Methods - For this independent analysis I explored tweet Bigrams, Social Networks, and Network Analysis Mathematically.
Findings - The LMS, Google Classroom, Canvas, Moodle, and Blackboard did not seems to have a very good flow of information.

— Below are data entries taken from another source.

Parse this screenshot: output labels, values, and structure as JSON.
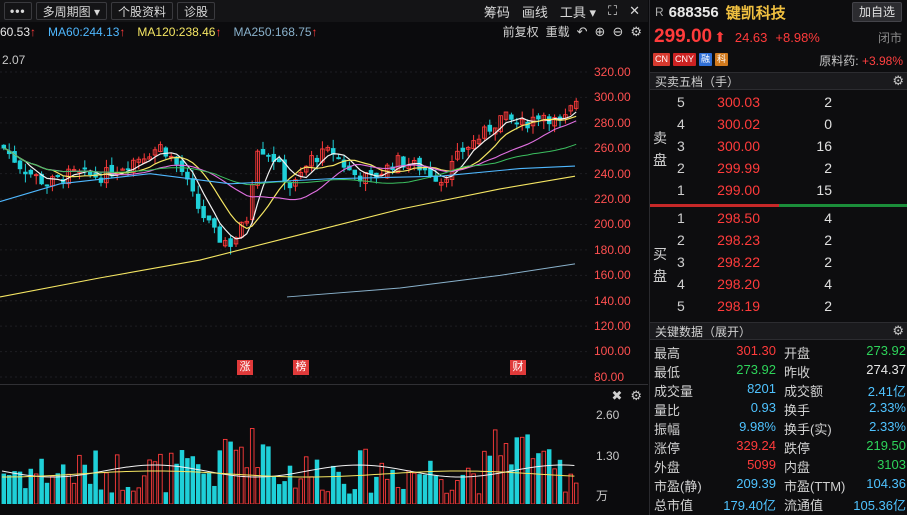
{
  "toolbar": {
    "menu_label": "•••",
    "period_label": "多周期图 ▾",
    "profile_label": "个股资料",
    "diagnose_label": "诊股",
    "chips_label": "筹码",
    "draw_label": "画线",
    "tools_label": "工具 ▾"
  },
  "ma": {
    "ma_cut": {
      "label": "60.53",
      "color": "#e8e8e8"
    },
    "ma60": {
      "label": "MA60:244.13",
      "color": "#4fb8ff"
    },
    "ma120": {
      "label": "MA120:238.46",
      "color": "#f5e663"
    },
    "ma250": {
      "label": "MA250:168.75",
      "color": "#8ab2cc"
    },
    "arrow": "↑",
    "adjust_label": "前复权",
    "reload_label": "重载"
  },
  "price_axis": [
    "320.00",
    "300.00",
    "280.00",
    "260.00",
    "240.00",
    "220.00",
    "200.00",
    "180.00",
    "160.00",
    "140.00",
    "120.00",
    "100.00",
    "80.00"
  ],
  "top_left_value": "2.07",
  "markers": [
    {
      "label": "涨"
    },
    {
      "label": "榜"
    },
    {
      "label": "财"
    }
  ],
  "volume_axis": {
    "top": "2.60",
    "mid": "1.30",
    "unit": "万"
  },
  "stock": {
    "prefix": "R",
    "code": "688356",
    "name": "键凯科技",
    "add_label": "加自选",
    "price": "299.00",
    "arrow": "⬆",
    "change": "24.63",
    "change_pct": "+8.98%",
    "status": "闭市",
    "concept_label": "原料药:",
    "concept_value": "+3.98%"
  },
  "badges": [
    {
      "label": "CN",
      "color": "#d63a2f"
    },
    {
      "label": "CNY",
      "color": "#c22"
    },
    {
      "label": "融",
      "color": "#2f6fd6"
    },
    {
      "label": "科",
      "color": "#d07a1e"
    }
  ],
  "orderbook": {
    "title": "买卖五档（手）",
    "sell_label": "卖盘",
    "buy_label": "买盘",
    "sell": [
      {
        "level": "5",
        "price": "300.03",
        "qty": "2"
      },
      {
        "level": "4",
        "price": "300.02",
        "qty": "0"
      },
      {
        "level": "3",
        "price": "300.00",
        "qty": "16"
      },
      {
        "level": "2",
        "price": "299.99",
        "qty": "2"
      },
      {
        "level": "1",
        "price": "299.00",
        "qty": "15"
      }
    ],
    "buy": [
      {
        "level": "1",
        "price": "298.50",
        "qty": "4"
      },
      {
        "level": "2",
        "price": "298.23",
        "qty": "2"
      },
      {
        "level": "3",
        "price": "298.22",
        "qty": "2"
      },
      {
        "level": "4",
        "price": "298.20",
        "qty": "4"
      },
      {
        "level": "5",
        "price": "298.19",
        "qty": "2"
      }
    ]
  },
  "key_data": {
    "title": "关键数据（展开）",
    "rows": [
      {
        "k1": "最高",
        "v1": "301.30",
        "c1": "red",
        "k2": "开盘",
        "v2": "273.92",
        "c2": "grn"
      },
      {
        "k1": "最低",
        "v1": "273.92",
        "c1": "grn",
        "k2": "昨收",
        "v2": "274.37",
        "c2": "wht"
      },
      {
        "k1": "成交量",
        "v1": "8201",
        "c1": "cyn",
        "k2": "成交额",
        "v2": "2.41亿",
        "c2": "cyn"
      },
      {
        "k1": "量比",
        "v1": "0.93",
        "c1": "cyn",
        "k2": "换手",
        "v2": "2.33%",
        "c2": "cyn"
      },
      {
        "k1": "振幅",
        "v1": "9.98%",
        "c1": "cyn",
        "k2": "换手(实)",
        "v2": "2.33%",
        "c2": "cyn"
      },
      {
        "k1": "涨停",
        "v1": "329.24",
        "c1": "red",
        "k2": "跌停",
        "v2": "219.50",
        "c2": "grn"
      },
      {
        "k1": "外盘",
        "v1": "5099",
        "c1": "red",
        "k2": "内盘",
        "v2": "3103",
        "c2": "grn"
      },
      {
        "k1": "市盈(静)",
        "v1": "209.39",
        "c1": "cyn",
        "k2": "市盈(TTM)",
        "v2": "104.36",
        "c2": "cyn"
      },
      {
        "k1": "总市值",
        "v1": "179.40亿",
        "c1": "cyn",
        "k2": "流通值",
        "v2": "105.36亿",
        "c2": "cyn"
      }
    ]
  }
}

The words are paired by co-occurrence. by networks.
Canvas is a top network.
A slightly higher In-Degree connection.
The authorities did not receive very much coming from the Hubs.
Discussion - Bigrams network might show the general idea of the content of the information gathered in twitter posts. Insights from a case study like this may be used to guide Public and Private organizations looking to monitor how information regarding the product is transmitted. A Bigram analysis from collected Tweets may show terms that may not be identical to other analysis.
Hachaj, T., & Ogiela, M. R. (2018, October). What Can Be Learned from Bigrams Analysis of Messages in Social Network?. In 2018 11th International Congress on Image and Signal Processing, BioMedical Engineering and Informatics (CISP-BMEI) (pp. 1-4). IEEE.